The Air National Guard should be stripped of its role as an auxillary regular Air Force (with those resources transferred to the Air Force Reserve) and rolled into the Army National Guard as an organic source of transport resources, supplemented by lightly armed Homeland Defense Interceptor type craft at the tenth of the purchase and operating cost of an F-16 or F-35 for engaging errant civilian aircraft. (Indeed, given how many metropolitan areas are interstate in nature, this function might be better carried out by a subdivision of the regular Air Force similar to the Coast Guard). While the National Guard may have use for surplus military equipment, it should also have its own procurement arm which deigns and purchases equipment specifically suited for its needs. For example, lightly armored vehicles with a non-lethal weapons suite might be particularly suitable for National Guard units. Likewise, an ability to function in the face of flood waters, on rivers, on small lakes and in swamps might be more important to Guard units than for regular Army forces.

Together with new equipment, the organization of the National guard should be rethought. Rather than organizing it into eleven notional divisions (presumably to be replaced by notional brigade combat teams as the Army reorganizes), eight separate brigades and a regiment, as we do now, the basic organizational unit of the National Guard should be smaller, perhaps a hundred and twenty-five or so self-sufficient reinforced battallions with all necessary support functions integrated into its headquarters, so that they can be more flexibly deployed, so that part-time citizen soldiers don't need to travel as far to train with other members of their units, and so that units are fully under the direction of a single state governor.

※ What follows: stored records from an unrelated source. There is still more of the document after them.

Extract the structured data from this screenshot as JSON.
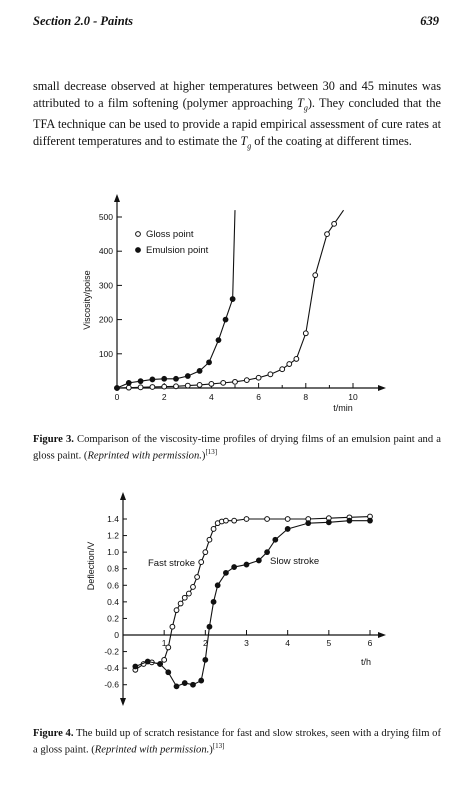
{
  "header": {
    "section": "Section 2.0 - Paints",
    "page": "639"
  },
  "paragraph": {
    "part1": "small decrease observed at higher temperatures between 30 and 45 minutes was attributed to a film softening (polymer approaching ",
    "tg1_t": "T",
    "tg1_g": "g",
    "part2": "). They concluded that the TFA technique can be used to provide a rapid empirical assessment of cure rates at different temperatures and to estimate the ",
    "tg2_t": "T",
    "tg2_g": "g",
    "part3": " of the coating at different times."
  },
  "figure3": {
    "label": "Figure 3.",
    "text": " Comparison of the viscosity-time profiles of drying films of an emulsion paint and a gloss paint. (",
    "reprint": "Reprinted with permission.",
    "close": ")",
    "ref": "[13]"
  },
  "figure4": {
    "label": "Figure 4.",
    "text": " The build up of scratch resistance for fast and slow strokes, seen with a drying film of a gloss paint. (",
    "reprint": "Reprinted with permission.",
    "close": ")",
    "ref": "[13]"
  },
  "chart_data": [
    {
      "type": "scatter",
      "title": "",
      "xlabel": "t/min",
      "ylabel": "Viscosity/poise",
      "xlim": [
        0,
        10.5
      ],
      "ylim": [
        0,
        520
      ],
      "xticks": [
        "0",
        "2",
        "4",
        "6",
        "8",
        "10"
      ],
      "yticks": [
        "0",
        "100",
        "200",
        "300",
        "400",
        "500"
      ],
      "legend_position": "top-left",
      "series": [
        {
          "name": "Gloss point",
          "marker": "open-circle",
          "x": [
            0,
            0.5,
            1.0,
            1.5,
            2.0,
            2.5,
            3.0,
            3.5,
            4.0,
            4.5,
            5.0,
            5.5,
            6.0,
            6.5,
            7.0,
            7.3,
            7.6,
            8.0,
            8.4,
            8.9,
            9.2,
            9.6
          ],
          "y": [
            0,
            1,
            2,
            3,
            4,
            5,
            7,
            9,
            12,
            15,
            18,
            23,
            30,
            40,
            55,
            70,
            85,
            160,
            330,
            450,
            480,
            520
          ]
        },
        {
          "name": "Emulsion point",
          "marker": "filled-circle",
          "x": [
            0,
            0.5,
            1.0,
            1.5,
            2.0,
            2.5,
            3.0,
            3.5,
            3.9,
            4.3,
            4.6,
            4.9,
            5.0
          ],
          "y": [
            0,
            15,
            20,
            25,
            27,
            27,
            35,
            50,
            75,
            140,
            200,
            260,
            520
          ]
        }
      ]
    },
    {
      "type": "line",
      "title": "",
      "xlabel": "t/h",
      "ylabel": "Deflection/V",
      "xlim": [
        0,
        6.2
      ],
      "ylim": [
        -0.7,
        1.45
      ],
      "xticks": [
        "1",
        "2",
        "3",
        "4",
        "5",
        "6"
      ],
      "yticks": [
        "-0.6",
        "-0.4",
        "-0.2",
        "0",
        "0.2",
        "0.4",
        "0.6",
        "0.8",
        "1.0",
        "1.2",
        "1.4"
      ],
      "series": [
        {
          "name": "Fast stroke",
          "marker": "open-circle",
          "x": [
            0.3,
            0.5,
            0.7,
            0.9,
            1.0,
            1.1,
            1.2,
            1.3,
            1.4,
            1.5,
            1.6,
            1.7,
            1.8,
            1.9,
            2.0,
            2.1,
            2.2,
            2.3,
            2.4,
            2.5,
            2.7,
            3.0,
            3.5,
            4.0,
            4.5,
            5.0,
            5.5,
            6.0
          ],
          "y": [
            -0.42,
            -0.35,
            -0.33,
            -0.35,
            -0.3,
            -0.15,
            0.1,
            0.3,
            0.38,
            0.45,
            0.5,
            0.58,
            0.7,
            0.88,
            1.0,
            1.15,
            1.28,
            1.35,
            1.37,
            1.38,
            1.38,
            1.4,
            1.4,
            1.4,
            1.4,
            1.41,
            1.42,
            1.43
          ]
        },
        {
          "name": "Slow stroke",
          "marker": "filled-circle",
          "x": [
            0.3,
            0.6,
            0.9,
            1.1,
            1.3,
            1.5,
            1.7,
            1.9,
            2.0,
            2.1,
            2.2,
            2.3,
            2.5,
            2.7,
            3.0,
            3.3,
            3.5,
            3.7,
            4.0,
            4.5,
            5.0,
            5.5,
            6.0
          ],
          "y": [
            -0.38,
            -0.32,
            -0.35,
            -0.45,
            -0.62,
            -0.58,
            -0.6,
            -0.55,
            -0.3,
            0.1,
            0.4,
            0.6,
            0.75,
            0.82,
            0.85,
            0.9,
            1.0,
            1.15,
            1.28,
            1.35,
            1.36,
            1.38,
            1.38
          ]
        }
      ]
    }
  ]
}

The new Air National Guard, with many of its resources shifted to the Air Force Reserves, would be greatly diminished in size. The new Army National Guard would probably have a less expensive compliment of equipment and a very different mix of equipment from current units, and these might also be somewhat reduced in size. But, with a refocused mission, the National Guard could serve a meaningful role of its own, instead of simply duplicating imperfectly existing military resources.